Dihadiri oleh tokoh-tokoh seperti Ketua Komisi X DPR RI, Kepala Badan Standar Kurikulum dan Assessment Pendidikan Kemdikbud, Dinas Pendidikan Kaltim, akademisi dari Universitas Mulawarman dan Universitas Hasanuddin, kepala sekolah, guru, mahasiswa, serta siswa-siswa berprestasi, diskusi ini memperlihatkan betapa pentingnya kolaborasi dalam membangun ekosistem pendidikan yang baru.
Pendidikan Gratis dan Evaluasi Menyeluruh
Dalam sambutannya, Sekretaris Daerah Provinsi Kalimantan
Timur, Sri Wahyuni, menyampaikan apresiasi terhadap penyelenggaraan diskusi
tersebut.
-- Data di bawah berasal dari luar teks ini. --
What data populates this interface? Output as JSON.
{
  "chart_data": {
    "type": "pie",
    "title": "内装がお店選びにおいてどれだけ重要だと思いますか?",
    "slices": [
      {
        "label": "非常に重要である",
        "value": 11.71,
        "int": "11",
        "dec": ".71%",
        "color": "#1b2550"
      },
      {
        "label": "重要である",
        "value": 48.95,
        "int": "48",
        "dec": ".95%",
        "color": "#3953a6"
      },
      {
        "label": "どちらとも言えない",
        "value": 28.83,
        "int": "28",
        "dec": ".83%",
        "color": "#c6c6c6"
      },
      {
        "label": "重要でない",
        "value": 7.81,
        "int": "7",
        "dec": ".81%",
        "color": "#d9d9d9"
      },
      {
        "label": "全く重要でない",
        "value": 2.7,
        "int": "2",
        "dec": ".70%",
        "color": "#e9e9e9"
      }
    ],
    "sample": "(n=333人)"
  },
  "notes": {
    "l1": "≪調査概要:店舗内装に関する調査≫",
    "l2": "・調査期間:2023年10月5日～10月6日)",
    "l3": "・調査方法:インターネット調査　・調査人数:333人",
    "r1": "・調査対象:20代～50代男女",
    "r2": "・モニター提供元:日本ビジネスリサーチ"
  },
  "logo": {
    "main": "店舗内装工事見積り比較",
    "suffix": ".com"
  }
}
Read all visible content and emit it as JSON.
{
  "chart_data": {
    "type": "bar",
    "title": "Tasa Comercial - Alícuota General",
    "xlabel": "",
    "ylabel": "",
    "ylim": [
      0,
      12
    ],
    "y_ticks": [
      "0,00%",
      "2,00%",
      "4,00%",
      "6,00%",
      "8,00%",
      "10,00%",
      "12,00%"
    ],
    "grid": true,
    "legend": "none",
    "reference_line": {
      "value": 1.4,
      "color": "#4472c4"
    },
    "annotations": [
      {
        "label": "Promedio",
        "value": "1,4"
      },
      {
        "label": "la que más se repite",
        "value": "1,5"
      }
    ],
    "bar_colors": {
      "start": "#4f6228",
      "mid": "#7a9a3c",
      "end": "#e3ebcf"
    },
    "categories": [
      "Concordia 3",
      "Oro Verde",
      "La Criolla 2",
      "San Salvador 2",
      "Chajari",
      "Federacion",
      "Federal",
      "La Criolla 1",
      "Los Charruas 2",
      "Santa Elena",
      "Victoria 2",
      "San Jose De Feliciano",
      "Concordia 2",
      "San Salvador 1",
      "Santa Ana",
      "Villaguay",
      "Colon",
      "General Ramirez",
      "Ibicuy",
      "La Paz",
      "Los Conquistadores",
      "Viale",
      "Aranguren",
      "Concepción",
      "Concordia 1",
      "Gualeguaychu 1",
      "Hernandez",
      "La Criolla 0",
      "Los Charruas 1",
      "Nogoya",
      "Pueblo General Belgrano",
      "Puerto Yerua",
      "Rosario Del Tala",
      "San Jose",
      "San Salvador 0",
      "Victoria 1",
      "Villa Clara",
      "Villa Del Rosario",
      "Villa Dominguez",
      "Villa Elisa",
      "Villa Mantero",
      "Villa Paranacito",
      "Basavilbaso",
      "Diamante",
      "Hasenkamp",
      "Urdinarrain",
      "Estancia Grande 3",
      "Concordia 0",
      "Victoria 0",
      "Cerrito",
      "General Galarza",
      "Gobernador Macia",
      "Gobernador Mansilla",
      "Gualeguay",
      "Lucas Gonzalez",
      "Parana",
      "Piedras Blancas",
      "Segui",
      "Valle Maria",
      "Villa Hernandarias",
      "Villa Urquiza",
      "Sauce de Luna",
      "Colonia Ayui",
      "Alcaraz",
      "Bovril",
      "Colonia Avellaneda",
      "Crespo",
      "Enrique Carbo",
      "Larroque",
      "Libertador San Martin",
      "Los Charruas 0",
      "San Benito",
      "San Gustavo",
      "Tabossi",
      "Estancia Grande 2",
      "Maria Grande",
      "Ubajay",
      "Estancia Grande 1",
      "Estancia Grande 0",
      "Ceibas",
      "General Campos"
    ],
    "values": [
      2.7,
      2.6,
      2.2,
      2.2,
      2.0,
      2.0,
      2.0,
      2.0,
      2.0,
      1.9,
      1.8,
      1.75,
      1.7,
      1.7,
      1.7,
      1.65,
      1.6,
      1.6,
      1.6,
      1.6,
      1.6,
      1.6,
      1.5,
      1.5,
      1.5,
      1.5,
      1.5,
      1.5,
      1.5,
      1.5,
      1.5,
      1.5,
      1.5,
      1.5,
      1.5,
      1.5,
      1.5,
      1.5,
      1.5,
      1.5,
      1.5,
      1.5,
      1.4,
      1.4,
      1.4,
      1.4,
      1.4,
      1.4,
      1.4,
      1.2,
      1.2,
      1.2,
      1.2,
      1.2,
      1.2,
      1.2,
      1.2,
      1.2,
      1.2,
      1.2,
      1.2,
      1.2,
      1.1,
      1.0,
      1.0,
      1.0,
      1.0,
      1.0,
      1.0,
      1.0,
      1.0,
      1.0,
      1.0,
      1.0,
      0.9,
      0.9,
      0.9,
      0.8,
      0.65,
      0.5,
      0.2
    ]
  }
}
Ia menegaskan bahwa pendidikan merupakan salah satu sektor prioritas
Pemprov Kaltim, bersama dengan kesehatan dan infrastruktur.
“Pendidikan, kesehatan, dan infrastruktur menjadi program prioritas di Kalimantan Timur,” ujar Sri Wahyuni di hadapan para peserta.
Sri Wahyuni juga menyoroti kebijakan “Gratis Pol”, program unggulan pemerintah provinsi yang menjamin pendidikan gratis bagi anak muda usia 18 hingga 25 tahun yang menempuh pendidikan tinggi di Kalimantan Timur. Program ini menjadi landasan kuat bagi Kaltim untuk melahirkan sumber daya manusia unggul dan berdaya saing tinggi.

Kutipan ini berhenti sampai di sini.